Tuesday, December 30, 2008

The link between viral meningitis and fatal seizures

NYU Langone Medical Center scientists have announced the discovery of an unexpected cause for the fatal seizures seen in mice with viral meningitis, an infection of the central nervous system.

The researchers say that their breakthrough may lead to a new way of thinking about how the human immune system responds to viral diseases. Research leaders Dr. Michael L. Dustin and Dr. Jiyun V. Kim employed intravital two-photon microscopy to peer inside the skulls of infected mice. They said that their breakthrough technology could be used to take moving pictures of immune cells in action.


According to them, the cells are tagged with a protein that glows fluorescent green when activated by infrared light, which is able to penetrate living tissue without damaging it. The researchers joined forces with Dr. Dorian McGavern, Associate Professor of Immunology, and Dr. Silvia Kang at Scripps Research Institute, who provided virology expertise and performed many critical experiments that supported the unexpected findings of the study.

For their study, the researchers used lymphocytic choriomeningitis virus (LCMV), which is relatively harmless in humans with a healthy immune system. They revealed that mice infected with LCMV suffered fatal seizures. The scientists said that they had the idea that the seizures were not caused by the virus itself, but by the immune system's response to the infection. They said that something sets off a chain of events that begins with leakage of fluid from blood vessels into the meninges, the protective covering of the brain and spinal cord, followed by swelling, which in turn leads to seizures.
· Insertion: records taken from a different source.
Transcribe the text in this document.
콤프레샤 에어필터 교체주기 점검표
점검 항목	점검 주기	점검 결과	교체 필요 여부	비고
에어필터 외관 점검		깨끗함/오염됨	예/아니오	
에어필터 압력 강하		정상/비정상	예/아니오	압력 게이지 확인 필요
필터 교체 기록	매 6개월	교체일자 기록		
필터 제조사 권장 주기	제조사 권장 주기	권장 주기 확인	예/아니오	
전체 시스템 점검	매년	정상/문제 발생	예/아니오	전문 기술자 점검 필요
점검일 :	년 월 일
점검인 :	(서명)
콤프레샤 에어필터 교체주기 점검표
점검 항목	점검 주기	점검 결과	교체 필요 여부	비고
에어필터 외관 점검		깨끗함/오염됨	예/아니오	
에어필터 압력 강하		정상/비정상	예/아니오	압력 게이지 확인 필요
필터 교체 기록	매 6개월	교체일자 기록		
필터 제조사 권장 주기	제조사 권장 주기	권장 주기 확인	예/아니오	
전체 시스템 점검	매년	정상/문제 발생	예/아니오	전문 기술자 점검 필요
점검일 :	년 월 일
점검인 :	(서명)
"T-cells, which are designed to attack the virus, were thought to be the bad guys, but no one understood the exact cellular dynamics involved in infection-induced seizures," Nature magazine quoted Dr. Kim, who did the intravital two-photon microscopic imaging in the study, as saying.

Upon noticing the behaviour of the T-cells, the researchers observed that rather than attacking cells infected with the virus, they wandered around, apparently unable to recognize their targets. "Up to a point, the T-cells did everything they should do. They made copies of themselves and migrated to where the virus was, but when they got there, they couldn't do the right thing. At least they didn't do what we expected them to, which was to stick tightly to the infected cells," Dr. Dustin said.
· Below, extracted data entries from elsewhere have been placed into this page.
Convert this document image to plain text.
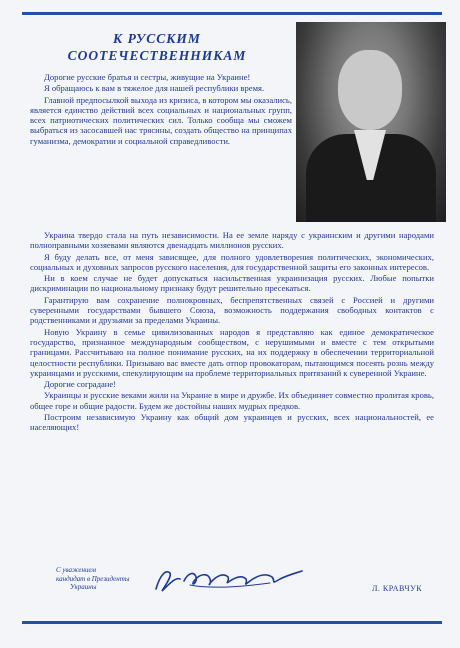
К РУССКИМ
СООТЕЧЕСТВЕННИКАМ

Дорогие русские братья и сестры, живущие на Украине!

Я обращаюсь к вам в тяжелое для нашей республики время.

Главной предпосылкой выхода из кризиса, в котором мы оказались, является единство действий всех социальных и национальных групп, всех патриотических политических сил. Только сообща мы сможем выбраться из засосавшей нас трясины, создать общество на принципах гуманизма, демократии и социальной справедливости.

Украина твердо стала на путь независимости. На ее земле наряду с украинским и другими народами полноправными хозяевами являются двенадцать миллионов русских.

Я буду делать все, от меня зависящее, для полного удовлетворения политических, экономических, социальных и духовных запросов русского населения, для государственной защиты его законных интересов.

Ни в коем случае не будет допускаться насильственная украинизация русских. Любые попытки дискриминации по национальному признаку будут решительно пресекаться.

Гарантирую вам сохранение полнокровных, беспрепятственных связей с Россией и другими суверенными государствами бывшего Союза, возможность поддержания свободных контактов с родственниками и друзьями за пределами Украины.

Новую Украину в семье цивилизованных народов я представляю как единое демократическое государство, признанное международным сообществом, с нерушимыми и вместе с тем открытыми границами. Рассчитываю на полное понимание русских, на их поддержку в обеспечении территориальной целостности республики. Призываю вас вместе дать отпор провокаторам, пытающимся посеять рознь между украинцами и русскими, спекулирующим на проблеме территориальных притязаний к суверенной Украине.

Дорогие соградане!

Украинцы и русские веками жили на Украине в мире и дружбе. Их объединяет совместно пролитая кровь, общее горе и общие радости. Будем же достойны наших мудрых предков.

Построим независимую Украину как общий дом украинцев и русских, всех национальностей, ее населяющих!

С уважением
кандидат в Президенты
Украины	Л. КРАВЧУК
That observation provided the first clue that T-cells could not be causing fluid to leak from the blood vessels into the meninges, said the researchers. Another series of experiments showed that the real villains were monocytes and neutrophils, two types of white blood cells that usually fight bacteria, not viruses. With the aid of intravital microscopy, the researchers found that massive numbers of these white blood cells breaking through the walls of blood vessels into the meninges, opening the floodgates for fluid to pour out and cause swelling.

According to the researchers, unable to kill the virally infected cells, the T-cells appeared to be summoning monocytes and neutrophils to the site of infection, which turns out to be the wrong call. Although many questions remain, "we've discovered a totally new target-the neutrophils and monocytes recruited by the T-cells," Dr. Dustin says, "If you can prevent that recruitment process, either by inhibiting the T-cells or, preferably, inhibiting the monocytes and neutrophils, you can probably prevent the disease."